Reputation: 8047
E.g, I wish to lookup current directory(exclude ./bin) for all files named "Makefile", as argument and grep "library", like below:
find . ! -path "./build" -name "*Makefile"|xargs grep library
I don't with to type all these each time, I just want to make an "alias" with 2 parameters, like:
myfind "*Makefile" "library"
myfind's find parameter is fo "find" command as "name",the second parameter for "grep" command, also I wish the asterisk "*" can be passes as part of parameter, without being parsed.
How to write such an alias?
Upvotes: 1
Views: 2539
Reputation: 10149
You used the tag linux, so I assume that you are using GNU grep.

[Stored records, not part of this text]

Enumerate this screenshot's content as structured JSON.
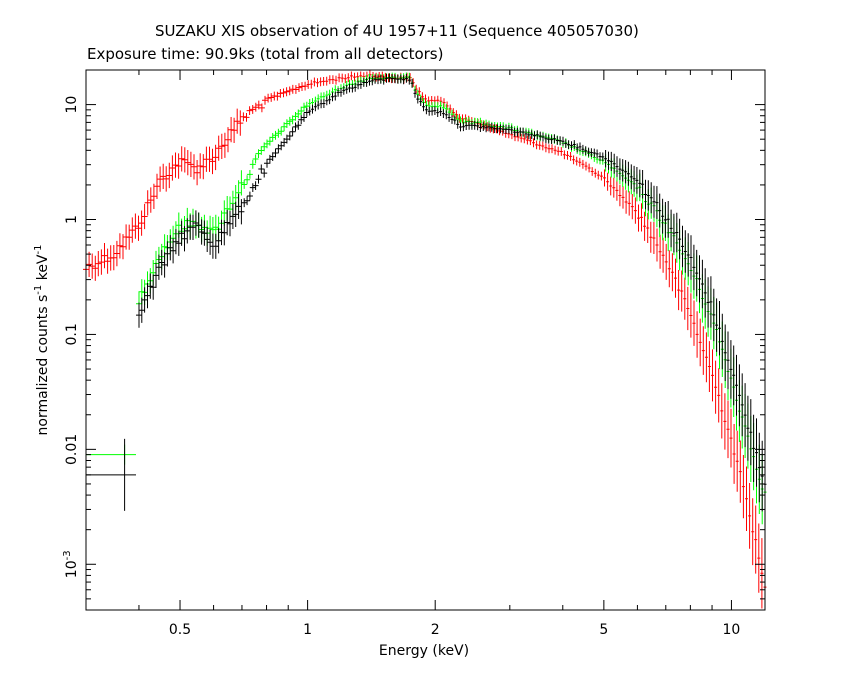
{
  "chart_data": {
    "type": "scatter",
    "title": "SUZAKU XIS observation of 4U 1957+11 (Sequence 405057030)",
    "subtitle": "Exposure time: 90.9ks (total from all detectors)",
    "xlabel": "Energy (keV)",
    "ylabel": "normalized counts s-1 keV-1",
    "xscale": "log",
    "yscale": "log",
    "xlim": [
      0.3,
      12
    ],
    "ylim": [
      0.0004,
      20
    ],
    "grid": false,
    "x_ticks": [
      {
        "value": 0.5,
        "label": "0.5"
      },
      {
        "value": 1,
        "label": "1"
      },
      {
        "value": 2,
        "label": "2"
      },
      {
        "value": 5,
        "label": "5"
      },
      {
        "value": 10,
        "label": "10"
      }
    ],
    "y_ticks": [
      {
        "value": 0.001,
        "label": "10-3"
      },
      {
        "value": 0.01,
        "label": "0.01"
      },
      {
        "value": 0.1,
        "label": "0.1"
      },
      {
        "value": 1,
        "label": "1"
      },
      {
        "value": 10,
        "label": "10"
      }
    ],
    "series": [
      {
        "color": "#ff0000",
        "x": [
          0.3,
          0.35,
          0.4,
          0.45,
          0.5,
          0.55,
          0.6,
          0.7,
          0.8,
          1.0,
          1.2,
          1.4,
          1.6,
          1.75,
          1.8,
          1.9,
          2.1,
          2.3,
          2.5,
          3.0,
          4.0,
          5.0,
          6.0,
          7.0,
          8.0,
          9.0,
          10.0,
          11.0,
          12.0
        ],
        "y": [
          0.38,
          0.5,
          0.9,
          2.2,
          3.2,
          2.8,
          3.5,
          7.5,
          11,
          15,
          17,
          18,
          17,
          17,
          14,
          11,
          10.5,
          7.5,
          7,
          5.5,
          3.8,
          2.3,
          1.15,
          0.45,
          0.15,
          0.045,
          0.012,
          0.003,
          0.0006
        ]
      },
      {
        "color": "#00ff00",
        "x": [
          0.4,
          0.45,
          0.5,
          0.55,
          0.6,
          0.7,
          0.8,
          1.0,
          1.2,
          1.4,
          1.6,
          1.75,
          1.8,
          1.9,
          2.1,
          2.3,
          2.5,
          3.0,
          4.0,
          5.0,
          6.0,
          7.0,
          8.0,
          9.0,
          10.0,
          11.0,
          12.0
        ],
        "y": [
          0.2,
          0.5,
          0.85,
          0.95,
          0.75,
          2.0,
          4.5,
          10,
          14,
          17,
          17,
          17,
          13,
          10,
          9.5,
          7,
          7,
          6.2,
          4.7,
          3.2,
          1.9,
          0.9,
          0.38,
          0.14,
          0.04,
          0.012,
          0.004
        ]
      },
      {
        "color": "#000000",
        "x": [
          0.4,
          0.45,
          0.5,
          0.55,
          0.6,
          0.7,
          0.8,
          1.0,
          1.2,
          1.4,
          1.6,
          1.75,
          1.8,
          1.9,
          2.1,
          2.3,
          2.5,
          3.0,
          4.0,
          5.0,
          6.0,
          7.0,
          8.0,
          9.0,
          10.0,
          11.0,
          12.0
        ],
        "y": [
          0.15,
          0.38,
          0.7,
          0.9,
          0.6,
          1.3,
          3.0,
          8.5,
          13,
          16,
          17,
          16.5,
          12,
          9,
          8.5,
          6.5,
          6.5,
          6.0,
          4.8,
          3.5,
          2.2,
          1.05,
          0.45,
          0.17,
          0.05,
          0.015,
          0.005
        ]
      }
    ],
    "error_bars": [
      {
        "color": "#00ff00",
        "x": 0.37,
        "y": 0.009
      },
      {
        "color": "#000000",
        "x": 0.37,
        "y": 0.006
      }
    ]
  }
}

GNU grep (at least grep (GNU grep) 2.25
) supports the following options, which make your task very easy. Let me cite from grep --help
:
-r, --recursive like --directories=recurse
--include=FILE_PATTERN search only files that match FILE_PATTERN
--exclude=FILE_PATTERN skip files and directories matching FILE_PATTERN
--exclude-from=FILE skip files matching any file pattern from FILE
--exclude-dir=PATTERN directories that match PATTERN will be skipped.
So your task can be accomplisehd by:
grep -r --include=Makefile --exclude-dir=build library
Of course you can create a shell script or function to further simplify that.
Upvotes: 1
Reputation: 3141
Use function:
myfind() { find . ! -path "./build" -name "$1"|xargs grep "$2"; }
Upvotes: 3
Reputation: 44150
You can't do that with an alias. You could write a small script e.g.
#!/bin/bash
find . ! -path "./build" -name "$1"|xargs grep $2
Save it as myfind
somewhere on your path and make sure to remove the alias.